Ethylene oxide (C$_2$H$_4$O) is formed by the partial oxidation of ethylene in a gas phase reaction. In this process, 1000 mol/h of pure ethylene is fed to the system. It is mixed with air. The feed rate of the air is such that the molar ratio of ethylene in the fresh feed to oxygen is 2:1. The ethylene single-pass conversion is 25%. The stream leaving the reactor contains ethylene, ethylene oxide, water, CO$_2$ and N$_2$ only; all of the oxygen is consumed. The reactor effluent goes to a separation unit in which the ethylene and nitrogen are separated from the other gases. A portion of the ethylene and nitrogen stream is purged, and the remainder is mixed with the fresh ethylene and air streams to form the reactor feed. The remaining gases (ethylene oxide, water, and CO$_2$) are withdrawn as the product stream. A total of 50 mol/h of CO$_2$ appears in this stream.
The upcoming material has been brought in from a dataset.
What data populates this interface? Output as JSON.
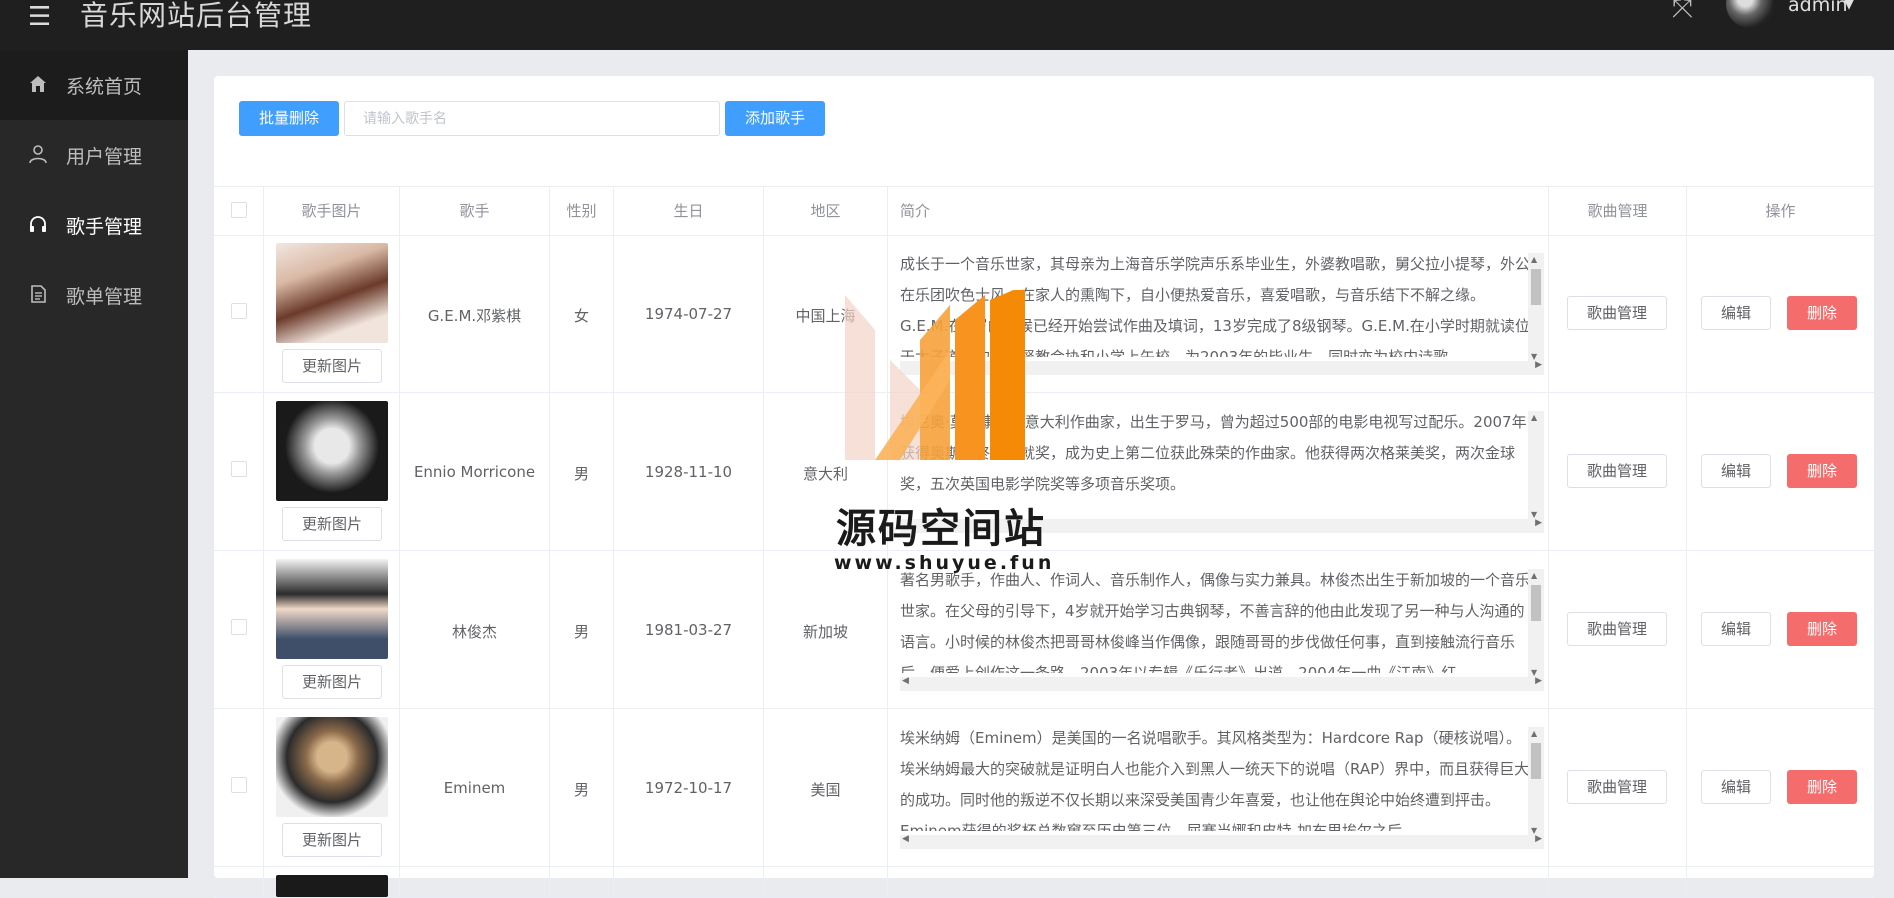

The gas phase reaction proceeds according to the following stoichiometry:
C$_2$H$_4$ + \frac{1}{2}O$_2$ $\rightarrow$ C$_2$H$_4$O $\qquad \Sigma_1$
C$_2$H$_4$ + 3O$_2$ $\rightarrow$ 2H$_2$O + 2CO$_2$ $\qquad \Sigma_2$
a) Using the extent of reaction, do a material balance on the overall process to find the flow rate of C$_2$H$_4$O in the product stream.
b) What is the overall conversion of C$_2$H$_4$ in the process?
c) Calculate the ratio of the stream recycled to the stream purged ($n_8$/$n_7$).
d) The overall conversion of C$_2$H$_4$ can be increased to 100% by recycling the entire stream 6. Why do you think this is not done?